Hypokalemia and alkalosis are common but not consistently present. Sodium levels are generally in the upper part of the reference range. Aldosterone and renin levels are very low because the hypertension and hypervolemia are independent of aldosterone concentrations. Serum cortisol and ACTH levels are generally within normal limits. The serum half-life of cortisol is increased, but the test for this requires a radioactive tracer and is not clinically available. Total urinary excretion of cortisol metabolites is markedly decreased. The urinary ratio of free cortisol to free cortisone is elevated, as is the ratio of urinary tetrahydrocortisol plus allotetrahydrocortisol to tetrahydrocortisone.

Differential Diagnosis

The differential diagnosis includes other forms of severe childhood hypertension such as renal artery anomalies, but relatively few conditions present with suppressed renin and aldosterone levels. Liddle syndrome (see below) has a similar presentation but no abnormalities in the steroid profile, typically has an autosomal dominant mode of inheritance, and does not respond to treatment with mineralocorticoid receptor antagonists. Hypertensive forms of congenital adrenal hyperplasia (see Chapter 594 ) also have suppressed renin and aldosterone levels, but they present with signs of androgen excess (11β-hydroxylase deficiency) or androgen deficiency (17α-hydroxylase deficiency); the latter can be difficult to appreciate in young children.
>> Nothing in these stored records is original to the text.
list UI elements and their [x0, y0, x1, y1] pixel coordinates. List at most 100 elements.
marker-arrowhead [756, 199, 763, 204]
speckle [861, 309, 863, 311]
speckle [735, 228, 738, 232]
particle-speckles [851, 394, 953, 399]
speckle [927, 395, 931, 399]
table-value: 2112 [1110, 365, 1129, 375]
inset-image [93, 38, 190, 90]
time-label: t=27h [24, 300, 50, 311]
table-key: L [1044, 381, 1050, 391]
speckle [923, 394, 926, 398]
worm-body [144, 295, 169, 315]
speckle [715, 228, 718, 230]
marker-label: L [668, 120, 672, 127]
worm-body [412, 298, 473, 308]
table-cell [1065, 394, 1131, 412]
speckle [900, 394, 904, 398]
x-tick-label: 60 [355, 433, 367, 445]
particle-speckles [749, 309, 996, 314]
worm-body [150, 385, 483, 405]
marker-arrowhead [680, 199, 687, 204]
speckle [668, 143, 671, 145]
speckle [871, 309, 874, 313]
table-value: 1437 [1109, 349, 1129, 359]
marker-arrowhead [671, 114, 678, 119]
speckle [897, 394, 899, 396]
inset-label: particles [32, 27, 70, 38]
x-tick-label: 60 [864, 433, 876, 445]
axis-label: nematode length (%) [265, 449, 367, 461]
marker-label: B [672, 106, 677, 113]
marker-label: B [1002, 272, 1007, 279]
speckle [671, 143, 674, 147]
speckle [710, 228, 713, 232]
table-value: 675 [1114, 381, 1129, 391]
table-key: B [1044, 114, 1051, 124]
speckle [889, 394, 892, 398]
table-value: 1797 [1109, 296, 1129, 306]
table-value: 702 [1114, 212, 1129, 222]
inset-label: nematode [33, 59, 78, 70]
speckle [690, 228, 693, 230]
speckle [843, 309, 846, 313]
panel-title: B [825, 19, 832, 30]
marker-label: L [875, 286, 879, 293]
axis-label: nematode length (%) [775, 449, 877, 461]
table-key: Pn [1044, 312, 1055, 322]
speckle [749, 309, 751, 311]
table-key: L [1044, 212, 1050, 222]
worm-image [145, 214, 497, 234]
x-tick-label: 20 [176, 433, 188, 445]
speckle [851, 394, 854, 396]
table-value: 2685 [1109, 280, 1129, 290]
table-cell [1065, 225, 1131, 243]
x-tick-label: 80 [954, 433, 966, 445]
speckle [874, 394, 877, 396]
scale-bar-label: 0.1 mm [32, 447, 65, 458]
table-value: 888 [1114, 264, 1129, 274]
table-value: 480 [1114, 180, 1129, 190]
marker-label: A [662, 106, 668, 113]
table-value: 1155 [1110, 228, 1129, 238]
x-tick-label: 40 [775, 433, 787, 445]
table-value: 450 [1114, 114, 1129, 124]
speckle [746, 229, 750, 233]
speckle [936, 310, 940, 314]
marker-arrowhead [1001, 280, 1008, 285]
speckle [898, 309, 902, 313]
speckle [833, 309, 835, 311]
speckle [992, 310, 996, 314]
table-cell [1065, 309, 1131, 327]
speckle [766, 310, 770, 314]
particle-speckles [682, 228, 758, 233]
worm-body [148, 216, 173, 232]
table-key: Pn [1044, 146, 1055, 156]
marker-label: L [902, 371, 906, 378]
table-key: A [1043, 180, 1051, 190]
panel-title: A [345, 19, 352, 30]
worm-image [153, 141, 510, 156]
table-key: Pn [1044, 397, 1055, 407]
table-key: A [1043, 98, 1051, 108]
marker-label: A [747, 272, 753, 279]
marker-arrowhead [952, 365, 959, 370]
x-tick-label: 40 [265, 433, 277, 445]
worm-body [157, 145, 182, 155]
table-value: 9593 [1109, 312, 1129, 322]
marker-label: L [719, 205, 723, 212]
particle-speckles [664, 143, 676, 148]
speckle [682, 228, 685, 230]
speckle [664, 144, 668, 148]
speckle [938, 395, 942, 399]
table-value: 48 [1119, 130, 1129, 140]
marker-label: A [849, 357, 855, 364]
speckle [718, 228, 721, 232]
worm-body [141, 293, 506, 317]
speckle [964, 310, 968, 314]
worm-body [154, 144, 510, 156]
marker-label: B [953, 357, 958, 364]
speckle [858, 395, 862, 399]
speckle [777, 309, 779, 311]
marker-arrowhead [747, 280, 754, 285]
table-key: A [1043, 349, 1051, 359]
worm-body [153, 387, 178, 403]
The steroid profiles in congenital adrenal hyperplasia differ from those seen in apparent mineralocorticoid excess syndrome.

Patients with severe Cushing syndrome may have high enough cortisol levels to overwhelm renal HSD11B2, leading to severe hypertension with alterations in urinary cortisol-to-cortisone ratios. This occurs most often in patients with the ectopic ACTH syndrome. This generally does not present a diagnostic dilemma, because other signs of Cushing syndrome are present including high cortisol levels.

Treatment

Treatment includes a low-salt diet, potassium supplementation, and mineralocorticoid receptor blockade with spironolactone or eplerenone; a sodium channel blocker, such as amiloride or triamterene may work at least as well. In principle, suppression of cortisol secretion with dexamethasone (which does not bind the mineralocorticoid receptor) should work, but in practice it is much less effective than mineralocorticoid receptor blockade.

Liddle Syndrome

Etiology

Liddle syndrome is a form of hypertension and hypokalemia that is clinically similar to the syndrome of apparent mineralocorticoid excess, but it is inherited in an autosomal dominant manner. It is caused by activating mutations in the β (SCNN1B) or γ (SCNN1G) subunits of the epithelial sodium channel. Most of these mutations prevent the channel subunits from being ligated to ubiquitin and targeted to the proteasome for degradation, a process that is normally regulated indirectly by aldosterone. The net effect is to increase the number of open channels at the apical surface of epithelial cells of the renal collecting duct, thus facilitating sodium resorption and potassium excretion. This disorder is thus the exact opposite of the autosomal recessive form of pseudohypoaldosteronism discussed previously.

Clinical Manifestations, Laboratory Findings, and Differential Diagnosis

Liddle syndrome is characterized by severe early-onset hypertension and by hypokalemia, which may not be persistent. Aldosterone and renin levels are suppressed but all steroid hormone levels are normal.

The differential diagnosis is the same as that for apparent mineralocorticoid excess.

Treatment

The mainstays of treatment are a low-salt diet, potassium supplementation, and a sodium channel blocker such as amiloride or triamterene. Mineralocorticoid receptor antagonists such as spironolactone are ineffective.